Examples of the aprotic solvent include: hydrocarbon, such as tetralin, benzene, toluene, xylene, and mesitylene; halogenated hydrocarbon, such as trichloroethylene, chlorobenzene, and dichlorobenzene; acetic acid ester, such as ethyl acetate, propyl acetate, isobutyl acetate, butyl acetate, isoamyl acetate, amyl acetate, hexyl acetate, phenyl acetate, and benzyl acetate; an ether compound, such as diethoxyethane, diethylene glycol dimethyl ether, triethylene glycol dimethyl ether, dioxane, tetrahydrofuran, and anisole; a ketone compound, such as methyl ethyl ketone, methyl isobutyl ketone, diisobutyl ketone, acetophenone, and benzophenone; tertiary amine, such as tributylamine, pyridine, dimethylpyridine, and diazabicycloundecene; and an aprotonic polar solvent, such as acetonitrile, benzonitrile, dimethylformamide, dimethylsulfoxide, dimethylimidazolidine, and dimethylacetamide. The above-listed solvents may be used alone or in combination.

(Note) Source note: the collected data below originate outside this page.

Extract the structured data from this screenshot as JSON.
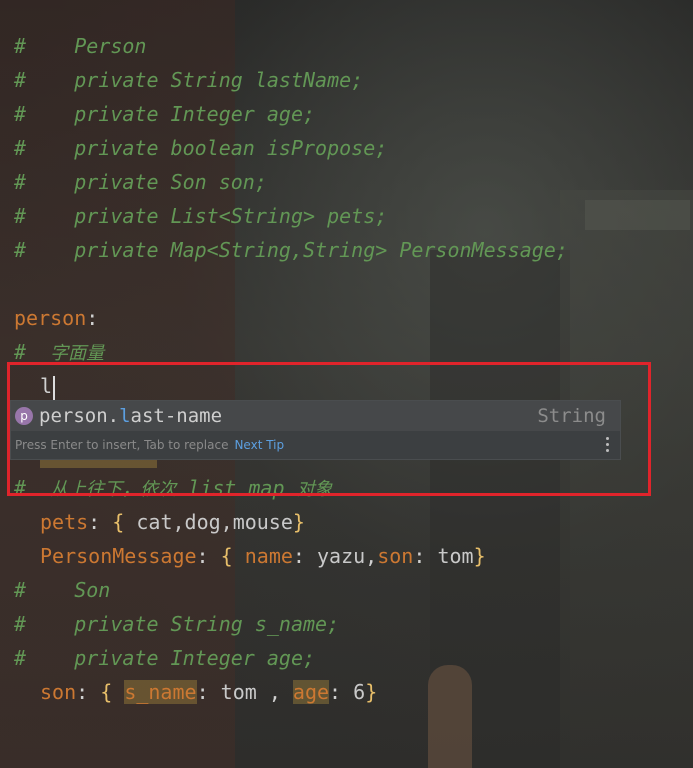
{
  "code": {
    "c1": "#    Person",
    "c2": "#    private String lastName;",
    "c3": "#    private Integer age;",
    "c4": "#    private boolean isPropose;",
    "c5": "#    private Son son;",
    "c6": "#    private List<String> pets;",
    "c7": "#    private Map<String,String> PersonMessage;",
    "person_key": "person",
    "colon": ":",
    "c8_hash": "#",
    "c8_text": "字面量",
    "typed": "l",
    "c9_hash": "#",
    "c9_a": "从上往下，依次",
    "c9_b": "list map",
    "c9_c": "对象",
    "pets_key": "pets",
    "pets_val": "cat,dog,mouse",
    "pm_key": "PersonMessage",
    "pm_name_key": "name",
    "pm_name_val": "yazu",
    "pm_son_key": "son",
    "pm_son_val": "tom",
    "c10": "#    Son",
    "c11": "#    private String s_name;",
    "c12": "#    private Integer age;",
    "son_key": "son",
    "son_sname_key": "s_name",
    "son_sname_val": "tom",
    "son_age_key": "age",
    "son_age_val": "6",
    "lbrace": "{",
    "rbrace": "}",
    "comma": ","
  },
  "completion": {
    "badge": "p",
    "prefix": "person.",
    "match": "l",
    "rest": "ast-name",
    "type": "String",
    "hint": "Press Enter to insert, Tab to replace",
    "tip": "Next Tip"
  },
  "colors": {
    "comment": "#629755",
    "key": "#cc7832",
    "highlight_box": "#e0242b",
    "match": "#5c9fe0"
  }
}
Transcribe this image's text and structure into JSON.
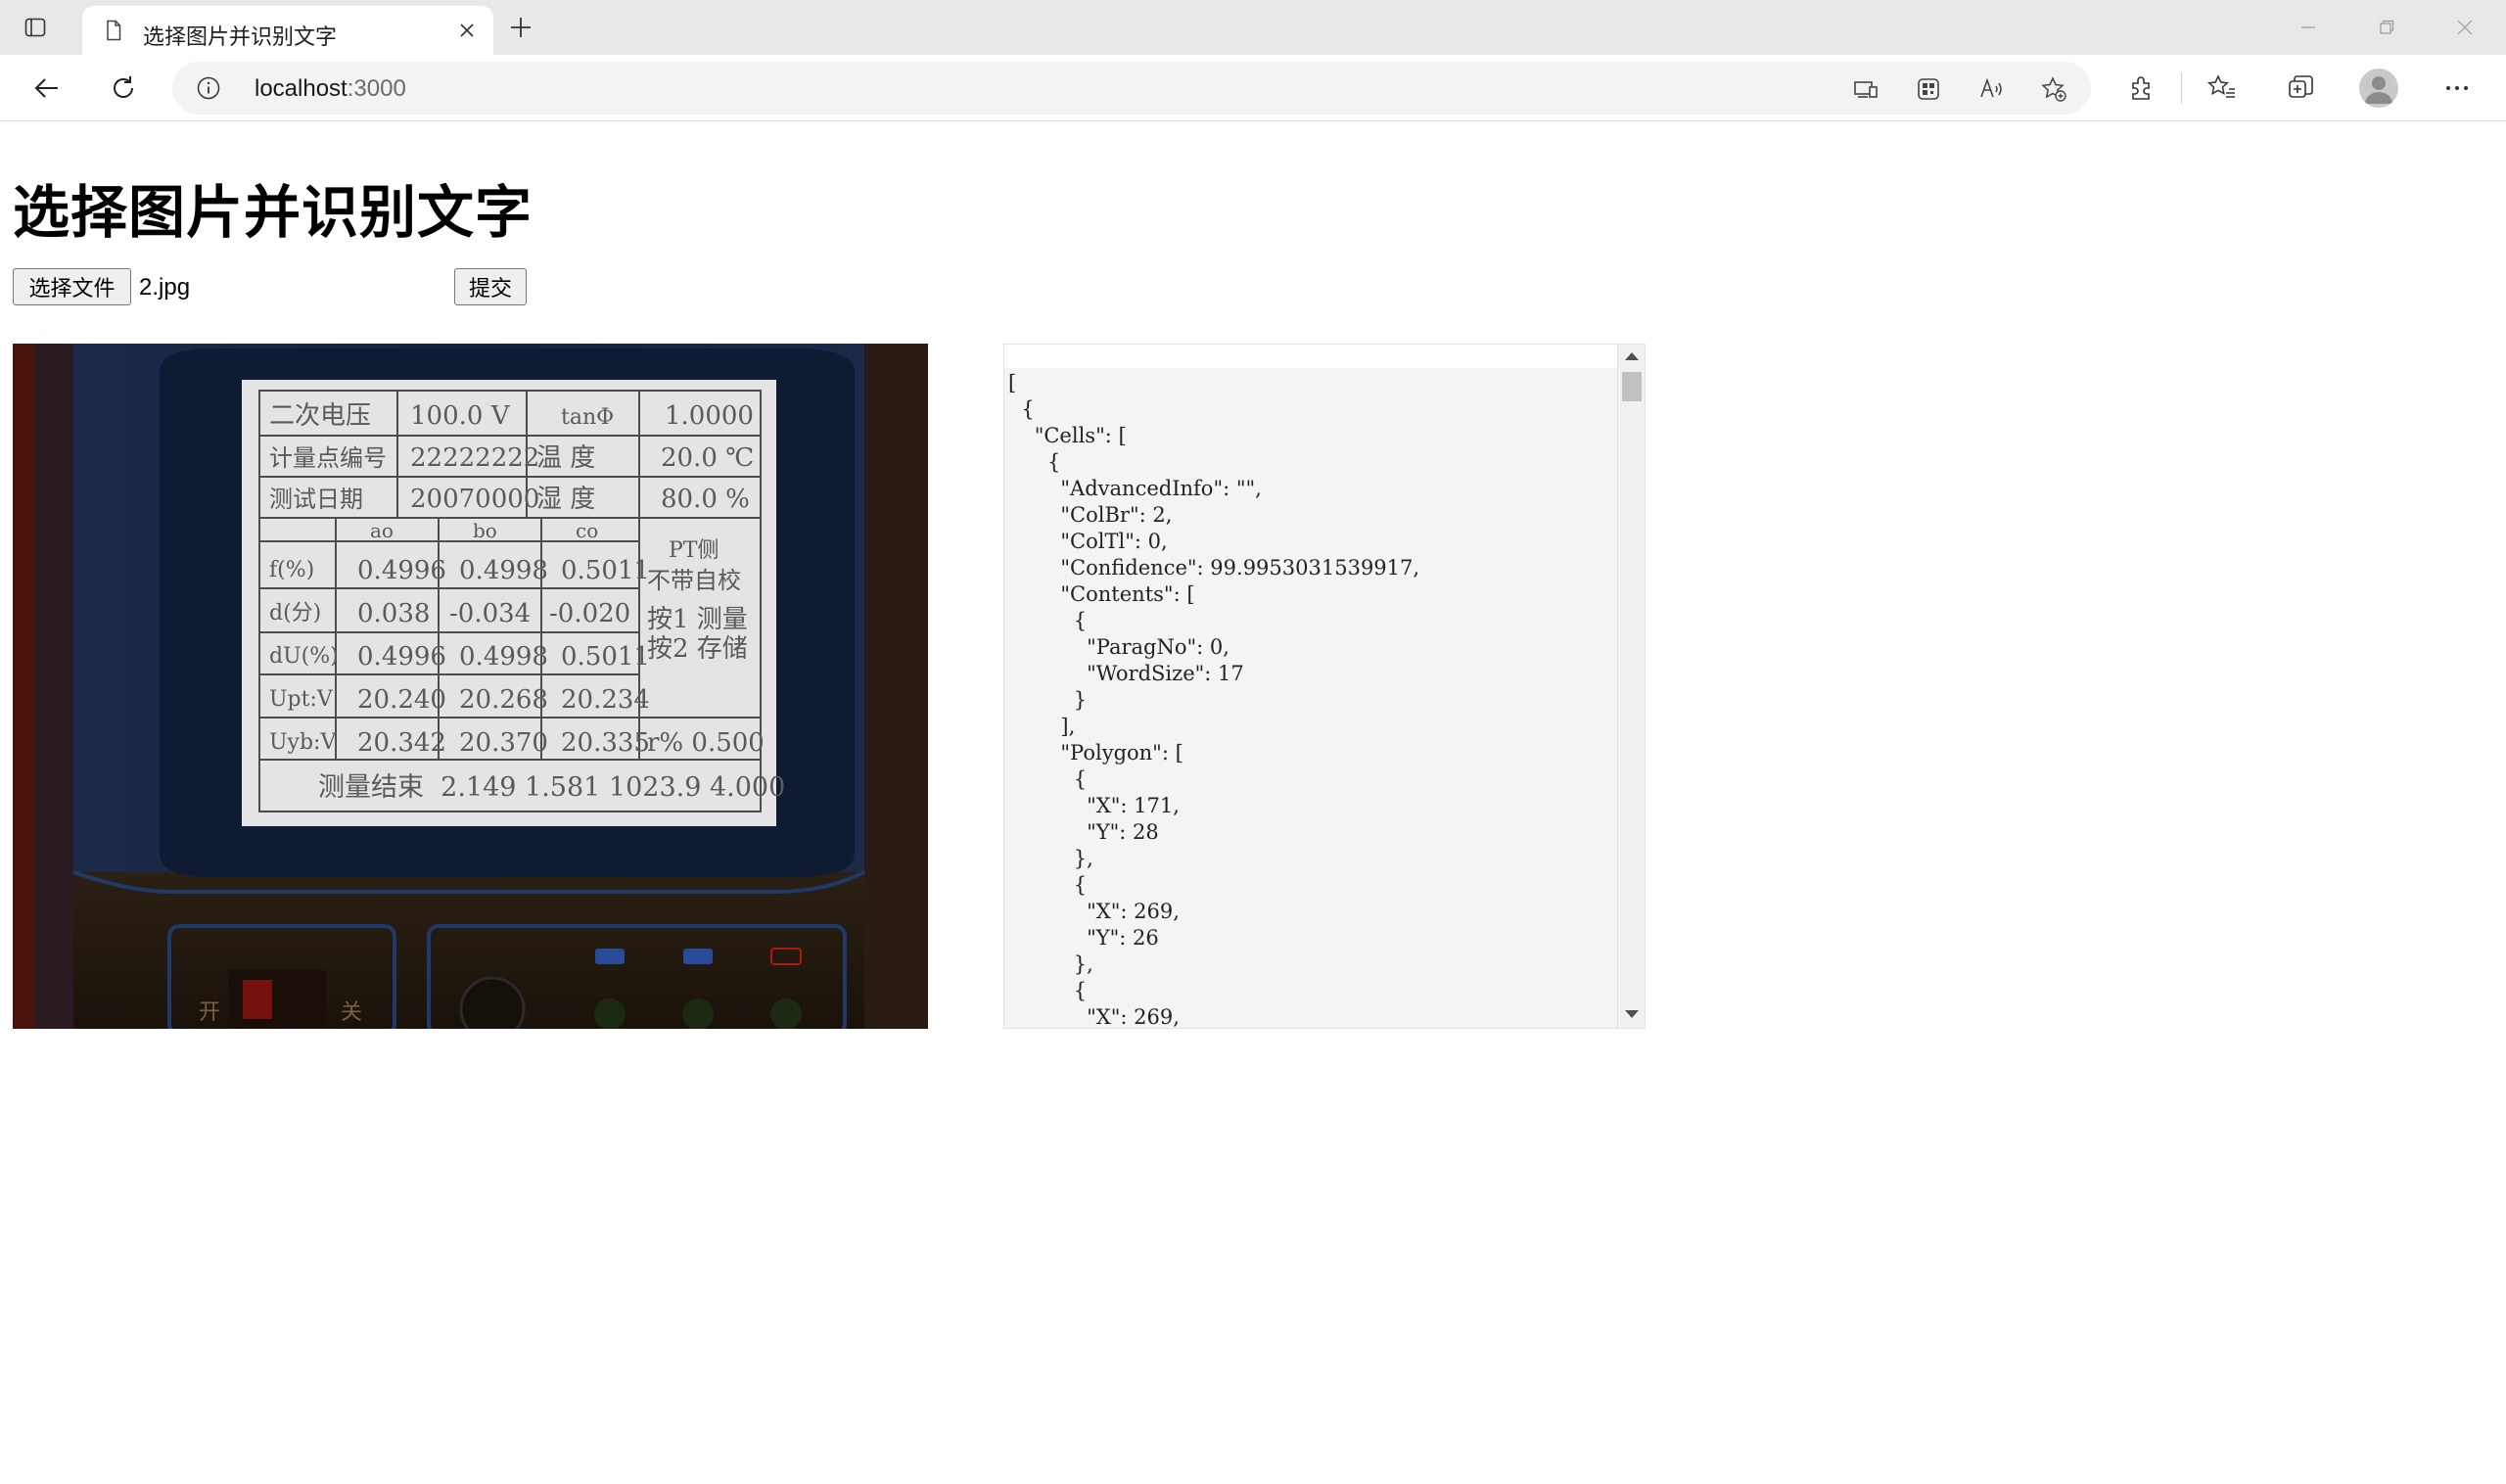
{
  "browser": {
    "tab_title": "选择图片并识别文字",
    "url_host": "localhost",
    "url_port": ":3000"
  },
  "page": {
    "title": "选择图片并识别文字",
    "choose_file_label": "选择文件",
    "file_name": "2.jpg",
    "submit_label": "提交"
  },
  "preview_image": {
    "table": [
      [
        "二次电压",
        "100.0 V",
        "tanΦ",
        "1.0000"
      ],
      [
        "计量点编号",
        "22222222",
        "温    度",
        "20.0 ℃"
      ],
      [
        "测试日期",
        "20070000",
        "湿    度",
        "80.0 %"
      ]
    ],
    "grid_headers": [
      "ao",
      "bo",
      "co"
    ],
    "side_label": "PT侧",
    "side_note": "不带自校",
    "rows": [
      {
        "label": "f(%)",
        "values": [
          "0.4996",
          "0.4998",
          "0.5011"
        ]
      },
      {
        "label": "d(分)",
        "values": [
          "0.038",
          "-0.034",
          "-0.020"
        ]
      },
      {
        "label": "dU(%)",
        "values": [
          "0.4996",
          "0.4998",
          "0.5011"
        ]
      },
      {
        "label": "Upt:V",
        "values": [
          "20.240",
          "20.268",
          "20.234"
        ]
      },
      {
        "label": "Uyb:V",
        "values": [
          "20.342",
          "20.370",
          "20.335"
        ]
      }
    ],
    "key_hint_1": "按1 测量",
    "key_hint_2": "按2 存储",
    "r_value": "r% 0.500",
    "footer": "测量结束  2.149 1.581 1023.9 4.000",
    "switch_on": "开",
    "switch_off": "关"
  },
  "result_text": "[\n  {\n    \"Cells\": [\n      {\n        \"AdvancedInfo\": \"\",\n        \"ColBr\": 2,\n        \"ColTl\": 0,\n        \"Confidence\": 99.9953031539917,\n        \"Contents\": [\n          {\n            \"ParagNo\": 0,\n            \"WordSize\": 17\n          }\n        ],\n        \"Polygon\": [\n          {\n            \"X\": 171,\n            \"Y\": 28\n          },\n          {\n            \"X\": 269,\n            \"Y\": 26\n          },\n          {\n            \"X\": 269,"
}
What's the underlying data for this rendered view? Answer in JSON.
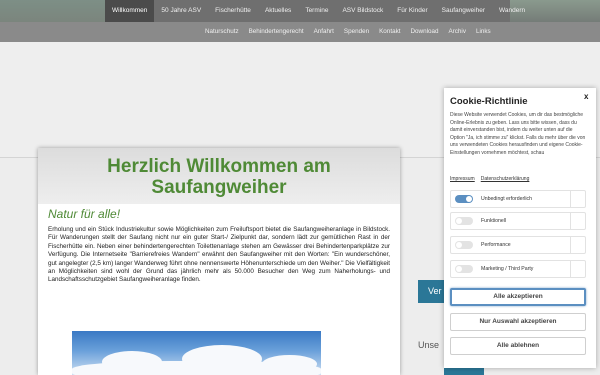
{
  "nav_primary": [
    "Willkommen",
    "50 Jahre ASV",
    "Fischerhütte",
    "Aktuelles",
    "Termine",
    "ASV Bildstock",
    "Für Kinder",
    "Saufangweiher",
    "Wandern"
  ],
  "nav_secondary": [
    "Naturschutz",
    "Behindertengerecht",
    "Anfahrt",
    "Spenden",
    "Kontakt",
    "Download",
    "Archiv",
    "Links"
  ],
  "main": {
    "heading": "Herzlich Willkommen am Saufangweiher",
    "subtitle": "Natur für alle!",
    "intro": "Erholung und ein Stück Industriekultur sowie Möglichkeiten zum Freiluftsport bietet die Saufangweiheranlage in Bildstock. Für Wanderungen stellt der Saufang nicht nur ein guter Start-/ Zielpunkt dar, sondern lädt zur gemütlichen Rast in der Fischerhütte ein. Neben einer behindertengerechten Toilettenanlage stehen am Gewässer drei Behindertenparkplätze zur Verfügung. Die Internetseite \"Barrierefreies Wandern\" erwähnt den Saufangweiher mit den Worten: \"Ein wunderschöner, gut angelegter (2,5 km) langer Wanderweg führt ohne nennenswerte Höhenunterschiede um den Weiher.\" Die Vielfältigkeit an Möglichkeiten sind wohl der Grund das jährlich mehr als 50.000 Besucher den Weg zum Naherholungs- und Landschaftsschutzgebiet Saufangweiheranlage finden."
  },
  "sidebar": {
    "button_label": "Ver",
    "text": "Unse"
  },
  "cookie": {
    "title": "Cookie-Richtlinie",
    "close": "x",
    "description": "Diese Website verwendet Cookies, um dir das bestmögliche Online-Erlebnis zu geben. Lass uns bitte wissen, dass du damit einverstanden bist, indem du weiter unten auf die Option \"Ja, ich stimme zu\" klickst. Falls du mehr über die von uns verwendeten Cookies herausfinden und eigene Cookie-Einstellungen vornehmen möchtest, schau",
    "link_imprint": "Impressum",
    "link_privacy": "Datenschutzerklärung",
    "options": [
      {
        "label": "Unbedingt erforderlich",
        "enabled": true
      },
      {
        "label": "Funktionell",
        "enabled": false
      },
      {
        "label": "Performance",
        "enabled": false
      },
      {
        "label": "Marketing / Third Party",
        "enabled": false
      }
    ],
    "accept_all": "Alle akzeptieren",
    "accept_selection": "Nur Auswahl akzeptieren",
    "reject_all": "Alle ablehnen"
  },
  "colors": {
    "accent_green": "#4f8a36",
    "button_blue": "#2b7797",
    "toggle_on": "#5b8fc1"
  }
}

The solvent is preferably an aprotonic aqueous solvent having a boiling point of 110℃ or greater, and particularly preferably acetic acid ester having a boiling point higher than a boiling point of butyl acetate, or aromatic hydrocarbon, such as toluene, and xylene.
Examples of a processing method after completing the reaction include: (1) a method where the reaction liquid is cooled and filtered to separate dihydroxydiphenylurea, and the separated dihydroxydiphenylurea is provided to the following reaction; and (2) a method where the reaction liquid cooled to a temperature for the following reaction, and the cooled reaction liquid is provided to the following reaction without separating the dihydroxydiphenylurea.

Next, the O-sulfonation reaction of dihydroxydiphenylurea can be performed by dripping a sulfonating agent to a reaction solution including dihydroxydiphenylurea, a deoxidizing agent, and an aprotic solvent. Alternatively, the O-sulfonation reaction of dihydroxydiphenylurea may be performed by dripping a deoxidizing agent to a reaction solution including dihydroxydiphenylurea, a sulfonating agent, and an aprotic solvent.
As a reaction temperature of the O-sulfonation reaction, the O-sulfonation reaction is performed at a temperature ranging from 0 to 200℃ in the presence of a deoxidizing agent, and is preferably performed at a temperature of from 10℃ through 150℃.

The O-sulfonation is performed using a halogenated sulfonyl compound etc., and the halogenated sulfonyl compound is preferably a sulfonyl chloride compound. Examples thereof include ethanesulfonyl chloride, ethanesulfonyl chloride, n-propanesulfonyl chloride, i-propanesulfonyl chloride, butanesulfonyl chloride, benzylsulfonyl chloride, benzene sulfonyl chloride, p-toluene sulfonyl chloride, o-toluene sulfonyl chloride, p-xylene sulfonyl chloride, mesitylene sulfonyl chloride, p-ethylbenzene sulfonyl chloride, p-methoxybenzene sulfonyl chloride, p-chlorobenzene sulfonyl chloride, 1-naphthalene sulfonyl chloride, and 2-naphthalene sulfonyl chloride.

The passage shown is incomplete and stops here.